PESHAWAR, Pakistan — A US drone attack late on Sunday killed at least five militants in northwest Pakistan’s lawless South Waziristan tribal district, officials said.
The drone strike was the first since a US gunman shot and killed two Pakistanis in the eastern city of Lahore on January 27, triggering a diplomatic row between Pakistan and its key terror ally the United States.
“Five militants were killed in the strike,” a military official told AFP. “The target was a house used by militants,” he added, requesting anonymity.
An intelligence official who confirmed the attack put the toll at six dead and three wounded.
The unmanned aircraft fired three missiles at the house in Kaza Panga village, 15 kilometres (10 miles) west of Wana, the main town in South Waziristan.
Washington has been at pains to play down talks of a rift with Pakistan over the detention of Raymond Davis, a US diplomat who shot the two men in a busy Lahore street.
The US has argued that Davis, who claims to have fired in self-defence, should be released under diplomatic immunity.
It was not immediately clear if there were any high-profile victims in the latest drone strike on the tribal areas, which are close to the Afghan border and a key battleground in the fight against the Taliban and Al-Qaeda.
The United States does not confirm drone attacks, but its military and its Central Intelligence Agency (CIA) operating in Afghanistan are the only forces that deploy them in the region.
The US strikes are deeply unpopular among the Pakistani public, who see foreign military action on Pakistani soil as a violation of national sovereignty.
The death toll of at least five dead in the latest attack is small compared to previous raids.
A series of strikes on January 1 killed at least 15 people and destroyed a Taliban compound, according to Pakistani officials.
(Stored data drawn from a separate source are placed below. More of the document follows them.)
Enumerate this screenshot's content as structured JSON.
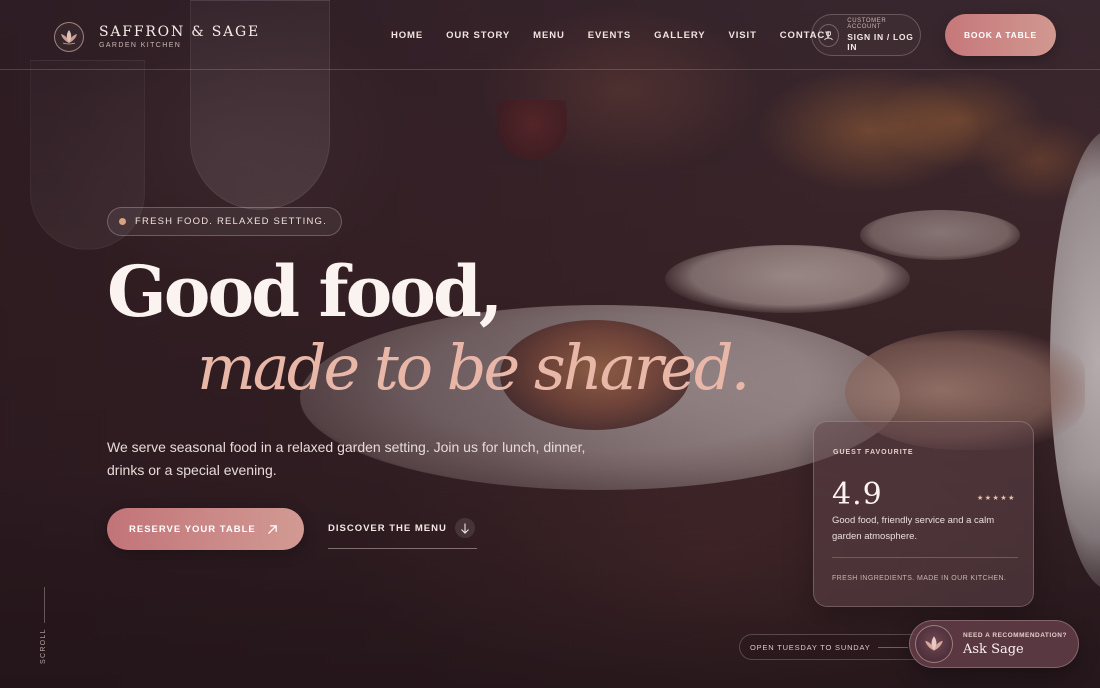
{
  "brand": {
    "name": "SAFFRON & SAGE",
    "subtitle": "GARDEN KITCHEN",
    "logo_icon": "lotus-icon"
  },
  "nav": {
    "items": [
      "HOME",
      "OUR STORY",
      "MENU",
      "EVENTS",
      "GALLERY",
      "VISIT",
      "CONTACT"
    ]
  },
  "account": {
    "small_label": "CUSTOMER ACCOUNT",
    "action_label": "SIGN IN / LOG IN",
    "icon": "user-icon"
  },
  "header_cta": "BOOK A TABLE",
  "hero": {
    "badge": "FRESH FOOD. RELAXED SETTING.",
    "headline_line1": "Good food,",
    "headline_line2": "made to be shared.",
    "description": "We serve seasonal food in a relaxed garden setting. Join us for lunch, dinner, drinks or a special evening.",
    "primary_cta": "RESERVE YOUR TABLE",
    "primary_cta_icon": "arrow-up-right-icon",
    "secondary_cta": "DISCOVER THE MENU",
    "secondary_cta_icon": "arrow-down-icon"
  },
  "rating_card": {
    "eyebrow": "GUEST FAVOURITE",
    "score": "4.9",
    "stars": "★★★★★",
    "text": "Good food, friendly service and a calm garden atmosphere.",
    "footer": "FRESH INGREDIENTS. MADE IN OUR KITCHEN."
  },
  "scroll_label": "SCROLL",
  "hours": "OPEN TUESDAY TO SUNDAY",
  "assistant": {
    "prompt": "NEED A RECOMMENDATION?",
    "label": "Ask Sage",
    "icon": "lotus-icon"
  },
  "colors": {
    "accent": "#c6777a",
    "accent_light": "#e9b7a8",
    "background": "#2e1d22",
    "star": "#e7c1a8"
  }
}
That attack was quickly followed by several more, but there has been a comparative lull since.
Some observers have said that may be to do with Davis’s detention.
Missile attacks doubled in the tribal areas last year as the covert campaign was stepped up, with more than 100 drone strikes killing over 670 people in 2010 compared with 45 strikes that killed 420 in 2009, according to an AFP tally.
Pakistan tacitly cooperates with the bombing campaign, which US officials say has severely weakened Al-Qaeda’s leadership.
Washington says the strikes have killed a number of high-value targets, including the former Pakistani Taliban chief Baitullah Mehsud.